Marc and Tomas were the best of friends and while their friendship still remains, their relationship is strained. Marc grew up with an abusive, alcoholic father, had a rough time in school, and kept to himself. When the other kids tormented Marc, Tomas stood up for him and in the process they fell for each other hard and fast while initially keeping their feelings secret from each other. When a betrayal happened, their friendship was torn in half and while some parts have been fixed, other parts remain shattered.
Tomas always knew he loved Marc, but growing up he was told that it was wrong. Tomas knows he wants a relationship with a man, but not just any man. He still waits for Marc. Marc is finally trying to move on from his fears and seeks therapy to chase down his abusive past, but Marc doesn’t know how to bridge the divide between them. When a hurricane has them trapped together with no one else around, they must find the courage to finally take that first step back towards each other.
Close to You is the third book in the Sunshine and Happiness series. I would not suggest reading this book as a stand alone. Marc and Tomas have been fixtures in the first two books and all of the stories and characters overlap and intertwine as the guys all consider themselves a family. There has been a lot of mystery surrounding their story and this was the book I had been waiting for.
The book alternated between present day and the past. The flashbacks were absolutely necessary to lay the foundation of their relationship and subsequently their breaking apart. Marc was raised in an abusive home and since his father was a cop, no one paid any attention. His childhood years were unbearable as he was hurt and hungry most of the time, but his father, and then subsequently his teacher, read as more stereotypical caricatures to me. The one bright spot in Marc’s life was Tomas and the two became the best of friends.

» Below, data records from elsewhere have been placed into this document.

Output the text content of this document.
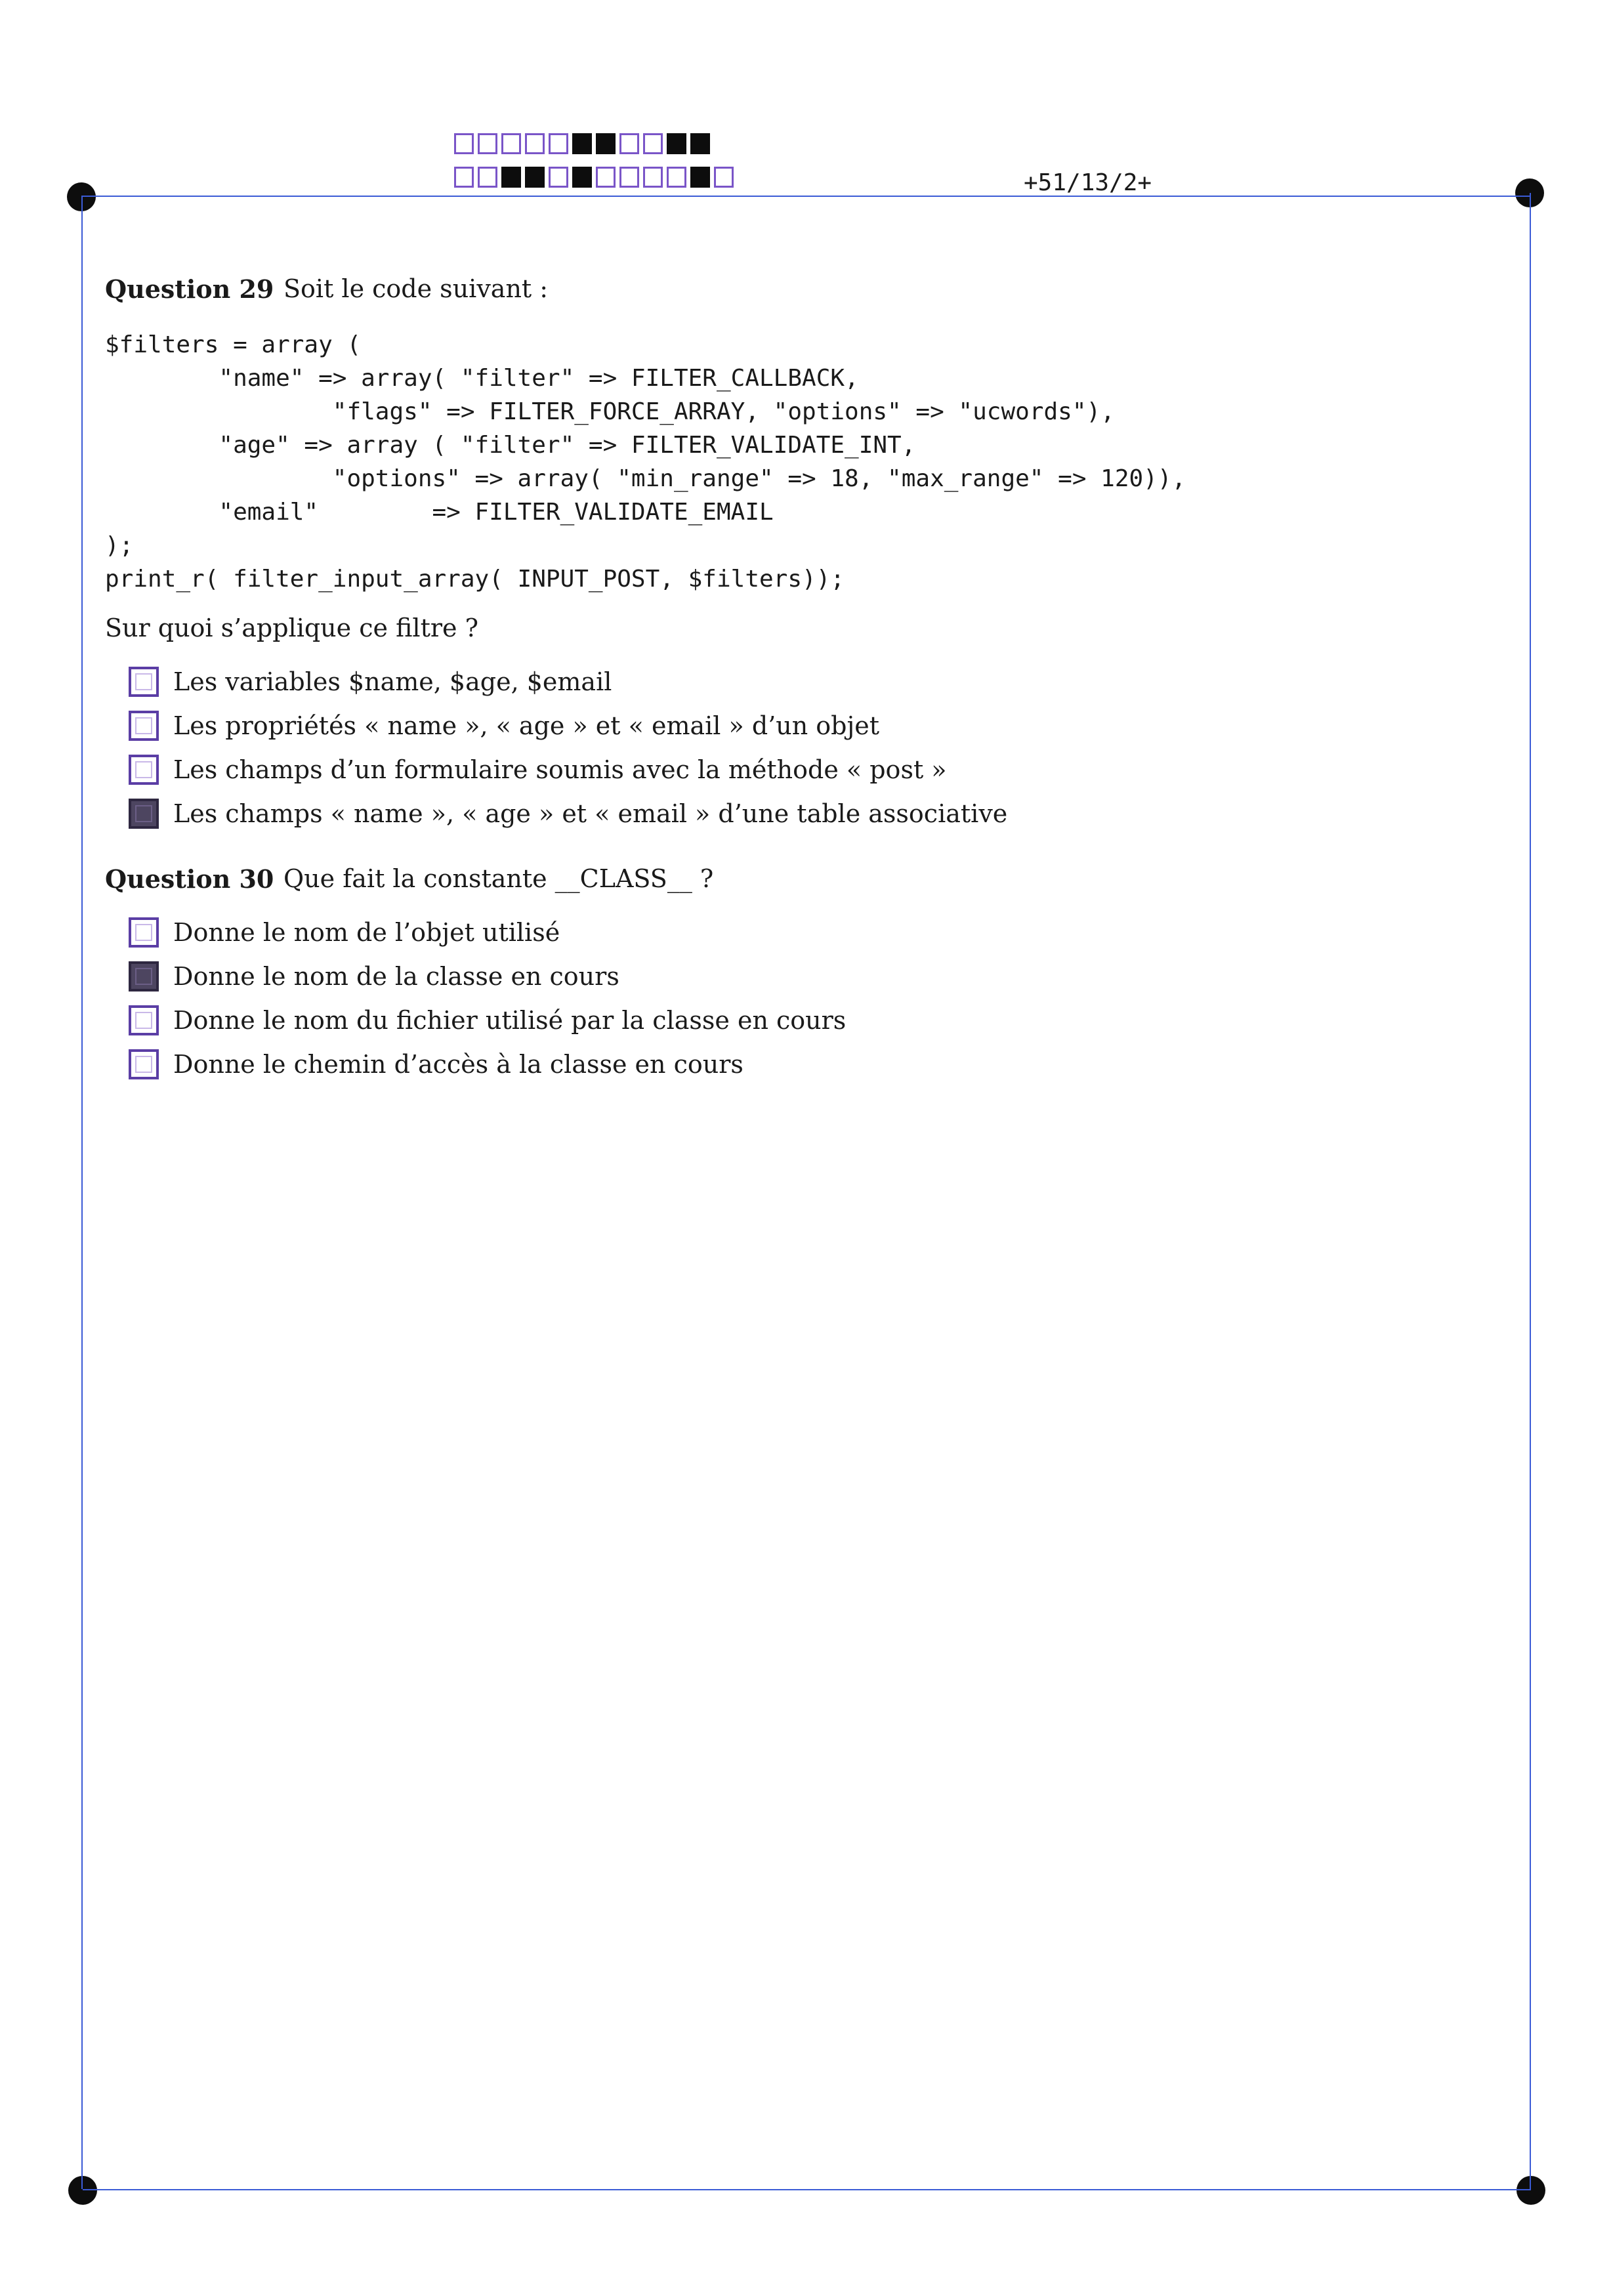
+51/13/2+
Question 29 Soit le code suivant :
$filters = array (
"name" => array( "filter" => FILTER_CALLBACK,
"flags" => FILTER_FORCE_ARRAY, "options" => "ucwords"),
"age" => array ( "filter" => FILTER_VALIDATE_INT,
"options" => array( "min_range" => 18, "max_range" => 120)),
"email"        => FILTER_VALIDATE_EMAIL
);
print_r( filter_input_array( INPUT_POST, $filters));
Sur quoi s’applique ce filtre ?
Les variables $name, $age, $email
Les propriétés « name », « age » et « email » d’un objet
Les champs d’un formulaire soumis avec la méthode « post »
Les champs « name », « age » et « email » d’une table associative
Question 30 Que fait la constante __CLASS__ ?
Donne le nom de l’objet utilisé
Donne le nom de la classe en cours
Donne le nom du fichier utilisé par la classe en cours
Donne le chemin d’accès à la classe en cours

Tomas had a better life at home comparatively. Tomas’ father died when Tomas was young and he and his mother moved in with his grandparents. While he was loved and sheltered and fed, his mother suffered from depression and his grandparents had their own ideas of how things should be done. Tomas’ family didn’t really care for Marc as they thought he was a bad influence on Tomas, but tolerated their friendship to a certain extent. When things at home continue to escalate for Marc, Tomas becomes scared and in the fallout loses the only person that mattered to him.
The guys don’t reconnect until years later and Marc is completely closed off. They are both so completely and forever in love with each other, but neither knows how to make the first move and they then find themselves at a loss as to what would happen if that move was made.
This story didn’t exactly play out quite as I had expected and much of that is personal preference. To start, both Marc and Tomas were much more tender than the earlier stories led me to believe. Their story, especially Marc’s specific background, was also not as unique as I was expecting. It’s a story line that has been seen many times and I suppose I was led to believe that it was something new or different. What was most difficult for me here was the style in which the story itself was told. The current day is told in third person present, which is not my preferred narrative, and the past is told in third person past. There was no indication when the time frame was changing other than the tense and then simply reading to see where the story line was. The shift was frequent, sometimes every chapter, which then lost momentum for both the past and present story lines.
It wasn’t easy at all to get these guys together and ultimately finding out their story made for a good read. The characters from the earlier books appear, it was great catching up with them, and then the scene is set for the next book. If you have been following this group of friends, it would be hard to resist finally finding out what is behind the story of Marc and Tomas.
A review copy of this book was provided by Dreamspinner Press.